So to answer the question, LEDs are ready for prime time on all critical dimensions. But like so many things in the fast moving energy field, the weight of relatively recent objections deters adoption. This is exacerbated by decision-making processes that maybe made sense for an incandescent light bulb that lasted 1,000 hours, but make no sense for a lifetime measured in tens of thousands of hours.

Another factor in the cost of LED lighting is the need to fit into an electrical and lighting architecture designed for a totally different technology. An LED light is a DC device as are most computer and similar devices. Even with the massive efficiency gains they bring, there is still the burden of AC-to-DC conversion. With rapidly falling prices for LED and solar PV, another DC device, it doesn’t take too much imagination to anticipate buildings with parallel AC and DC systems. DC would carry most of the lighting and IT, and AC would carry motor-driven devices and legacy systems.
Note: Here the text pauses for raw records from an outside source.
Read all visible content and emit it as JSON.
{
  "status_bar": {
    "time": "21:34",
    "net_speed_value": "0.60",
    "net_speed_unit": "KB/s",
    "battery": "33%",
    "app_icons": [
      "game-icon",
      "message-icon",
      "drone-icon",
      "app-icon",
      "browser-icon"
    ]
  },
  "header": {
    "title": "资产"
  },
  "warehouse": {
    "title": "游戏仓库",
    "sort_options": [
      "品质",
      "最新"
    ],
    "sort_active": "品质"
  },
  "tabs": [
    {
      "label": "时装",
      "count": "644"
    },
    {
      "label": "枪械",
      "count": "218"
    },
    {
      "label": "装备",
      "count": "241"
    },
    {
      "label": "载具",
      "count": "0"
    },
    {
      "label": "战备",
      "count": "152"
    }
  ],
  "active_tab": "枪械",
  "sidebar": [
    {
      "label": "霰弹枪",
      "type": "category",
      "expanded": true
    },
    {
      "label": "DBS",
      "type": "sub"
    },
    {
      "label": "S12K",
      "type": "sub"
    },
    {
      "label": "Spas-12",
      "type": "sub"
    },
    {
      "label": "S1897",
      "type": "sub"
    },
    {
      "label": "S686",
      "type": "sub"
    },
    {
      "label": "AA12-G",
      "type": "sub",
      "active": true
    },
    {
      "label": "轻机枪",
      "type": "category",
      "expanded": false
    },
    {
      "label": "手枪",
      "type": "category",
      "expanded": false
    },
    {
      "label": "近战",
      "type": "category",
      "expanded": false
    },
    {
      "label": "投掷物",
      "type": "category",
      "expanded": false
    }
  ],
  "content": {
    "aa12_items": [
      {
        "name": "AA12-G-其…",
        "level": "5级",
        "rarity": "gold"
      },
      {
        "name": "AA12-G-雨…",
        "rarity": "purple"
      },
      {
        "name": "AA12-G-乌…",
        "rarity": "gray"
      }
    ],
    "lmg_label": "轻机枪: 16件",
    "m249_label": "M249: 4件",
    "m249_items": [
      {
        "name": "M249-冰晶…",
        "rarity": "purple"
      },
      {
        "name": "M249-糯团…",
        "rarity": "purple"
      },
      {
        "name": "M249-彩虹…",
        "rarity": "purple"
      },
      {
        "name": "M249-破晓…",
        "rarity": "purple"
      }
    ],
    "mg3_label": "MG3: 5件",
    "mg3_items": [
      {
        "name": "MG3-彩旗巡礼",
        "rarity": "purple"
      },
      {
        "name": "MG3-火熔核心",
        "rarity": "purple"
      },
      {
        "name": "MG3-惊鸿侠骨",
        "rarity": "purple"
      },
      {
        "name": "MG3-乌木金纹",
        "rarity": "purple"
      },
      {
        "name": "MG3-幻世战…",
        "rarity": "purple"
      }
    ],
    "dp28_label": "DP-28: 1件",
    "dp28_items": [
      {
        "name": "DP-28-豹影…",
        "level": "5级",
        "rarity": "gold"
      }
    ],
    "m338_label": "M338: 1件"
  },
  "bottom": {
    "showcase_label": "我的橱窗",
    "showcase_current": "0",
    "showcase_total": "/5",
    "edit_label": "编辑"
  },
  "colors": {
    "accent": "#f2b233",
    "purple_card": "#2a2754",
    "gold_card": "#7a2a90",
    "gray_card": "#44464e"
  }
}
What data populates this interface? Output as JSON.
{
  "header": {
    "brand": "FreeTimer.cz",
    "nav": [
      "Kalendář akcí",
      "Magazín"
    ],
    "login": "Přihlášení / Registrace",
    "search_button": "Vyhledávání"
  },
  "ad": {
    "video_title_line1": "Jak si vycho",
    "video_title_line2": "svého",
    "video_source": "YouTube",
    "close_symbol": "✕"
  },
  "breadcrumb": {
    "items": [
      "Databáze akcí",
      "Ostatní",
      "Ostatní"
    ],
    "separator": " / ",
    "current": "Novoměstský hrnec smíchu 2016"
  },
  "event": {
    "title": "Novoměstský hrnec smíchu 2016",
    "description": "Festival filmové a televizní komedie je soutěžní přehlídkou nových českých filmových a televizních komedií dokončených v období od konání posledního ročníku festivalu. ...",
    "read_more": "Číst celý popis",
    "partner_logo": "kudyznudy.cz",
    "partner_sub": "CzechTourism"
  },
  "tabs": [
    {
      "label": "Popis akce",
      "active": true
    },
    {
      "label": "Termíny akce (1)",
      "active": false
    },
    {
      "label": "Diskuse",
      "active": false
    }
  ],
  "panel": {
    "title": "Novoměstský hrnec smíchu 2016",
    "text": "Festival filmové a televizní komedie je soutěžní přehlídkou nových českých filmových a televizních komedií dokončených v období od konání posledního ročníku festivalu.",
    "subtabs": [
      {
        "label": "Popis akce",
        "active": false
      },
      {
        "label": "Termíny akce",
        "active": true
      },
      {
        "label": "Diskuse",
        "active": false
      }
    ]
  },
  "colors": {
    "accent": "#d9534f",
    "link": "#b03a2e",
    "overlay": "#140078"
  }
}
Lighting consumes nearly 20% of global electricity generating the equivalent of 70% of the world’s car emissions. A switch to LEDs and day-lighting is a big deal viewed at the macro level. At the site level, with falling costs and lifetimes of many years, does it really make good business sense to make lighting decisions based on initial cost and current electricity prices? When will we be ready to capture the full efficiency potential and start designing buildings compatible with 21st century lighting and informatics rather than something conceived at the end of the 19th Century?

Like many new energy technologies, LED lighting is ready for prime time. Are we ready to prepare the stage?